As we have mentioned on a number of occasions in the past few weeks, we think that growth in the UK economy is set for a decent rebound in the first quarter as consumers and businesses breathe a sigh of relief at the removal of the short-term political and ‘no deal’ uncertainty following December’s general election.
Euro edges off lows on solid PMI figures
Some similarly strong PMI data out of the Euro Area also helped the euro initiate a modest rally against the dollar, with the key EUR/USD pair edging off its lowest level in three years.
This morning’s business activity PMIs for February were stronger across the board, raising optimism that the recent downturn in European output could prove temporary. Both the services and manufacturing indices increased more than expected to 52.8 and 49.2 respectively (Figure 2), the latter leaping to its highest position in almost a year and just below the level of 50 that denotes contraction. This allowed the main composite index to jump back up to 51.6 this month, its highest level since August.

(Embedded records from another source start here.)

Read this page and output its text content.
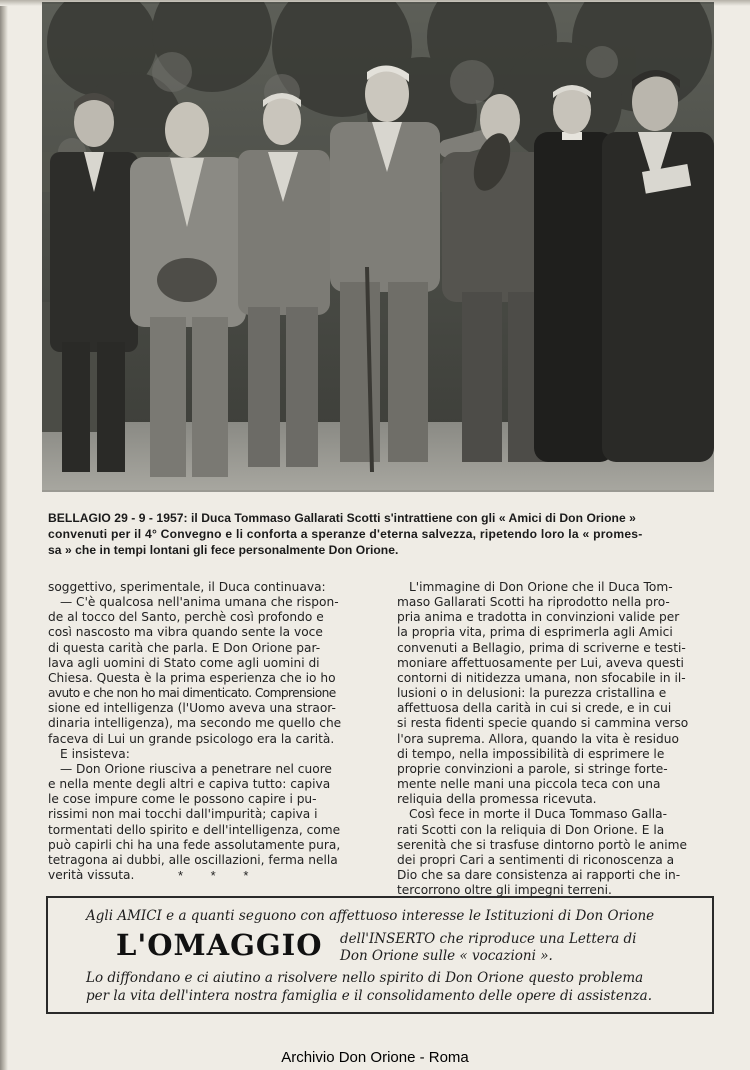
BELLAGIO 29 - 9 - 1957: il Duca Tommaso Gallarati Scotti s'intrattiene con gli « Amici di Don Orione »
convenuti per il 4° Convegno e li conforta a speranze d'eterna salvezza, ripetendo loro la « promes-
sa » che in tempi lontani gli fece personalmente Don Orione.
soggettivo, sperimentale, il Duca continuava:
— C'è qualcosa nell'anima umana che rispon-
de al tocco del Santo, perchè così profondo e
così nascosto ma vibra quando sente la voce
di questa carità che parla. E Don Orione par-
lava agli uomini di Stato come agli uomini di
Chiesa. Questa è la prima esperienza che io ho
avuto e che non ho mai dimenticato. Comprensione
sione ed intelligenza (l'Uomo aveva una straor-
dinaria intelligenza), ma secondo me quello che
faceva di Lui un grande psicologo era la carità.
E insisteva:
— Don Orione riusciva a penetrare nel cuore
e nella mente degli altri e capiva tutto: capiva
le cose impure come le possono capire i pu-
rissimi non mai tocchi dall'impurità; capiva i
tormentati dello spirito e dell'intelligenza, come
può capirli chi ha una fede assolutamente pura,
tetragona ai dubbi, alle oscillazioni, ferma nella
verità vissuta.	* * *
L'immagine di Don Orione che il Duca Tom-
maso Gallarati Scotti ha riprodotto nella pro-
pria anima e tradotta in convinzioni valide per
la propria vita, prima di esprimerla agli Amici
convenuti a Bellagio, prima di scriverne e testi-
moniare affettuosamente per Lui, aveva questi
contorni di nitidezza umana, non sfocabile in il-
lusioni o in delusioni: la purezza cristallina e
affettuosa della carità in cui si crede, e in cui
si resta fidenti specie quando si cammina verso
l'ora suprema. Allora, quando la vita è residuo
di tempo, nella impossibilità di esprimere le
proprie convinzioni a parole, si stringe forte-
mente nelle mani una piccola teca con una
reliquia della promessa ricevuta.
Così fece in morte il Duca Tommaso Galla-
rati Scotti con la reliquia di Don Orione. E la
serenità che si trasfuse dintorno portò le anime
dei propri Cari a sentimenti di riconoscenza a
Dio che sa dare consistenza ai rapporti che in-
tercorrono oltre gli impegni terreni.
Agli AMICI e a quanti seguono con affettuoso interesse le Istituzioni di Don Orione
L'OMAGGIO dell'INSERTO che riproduce una Lettera di
Don Orione sulle « vocazioni ».
Lo diffondano e ci aiutino a risolvere nello spirito di Don Orione questo problema
per la vita dell'intera nostra famiglia e il consolidamento delle opere di assistenza.
Archivio Don Orione - Roma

Figure 2: Eurozone PMIs (2017 – 2020)
The aforementioned data comes in line with our view that recent concerns regarding the health of the Euro Area economy are slightly overblown and driven more by the coronavirus headlines rather than signs of underlying weakness in the bloc’s economy. We think that once this boom in the soft data starts translating itself into an improvement in hard data, we should begin to see a more sustained and meaningful uptrend in the euro, particularly versus the dollar.
The next big test for EUR/USD will be this morning’s Euro Area inflation numbers for January, expected to remain unrevised, and this afternoon’s US PMI figures.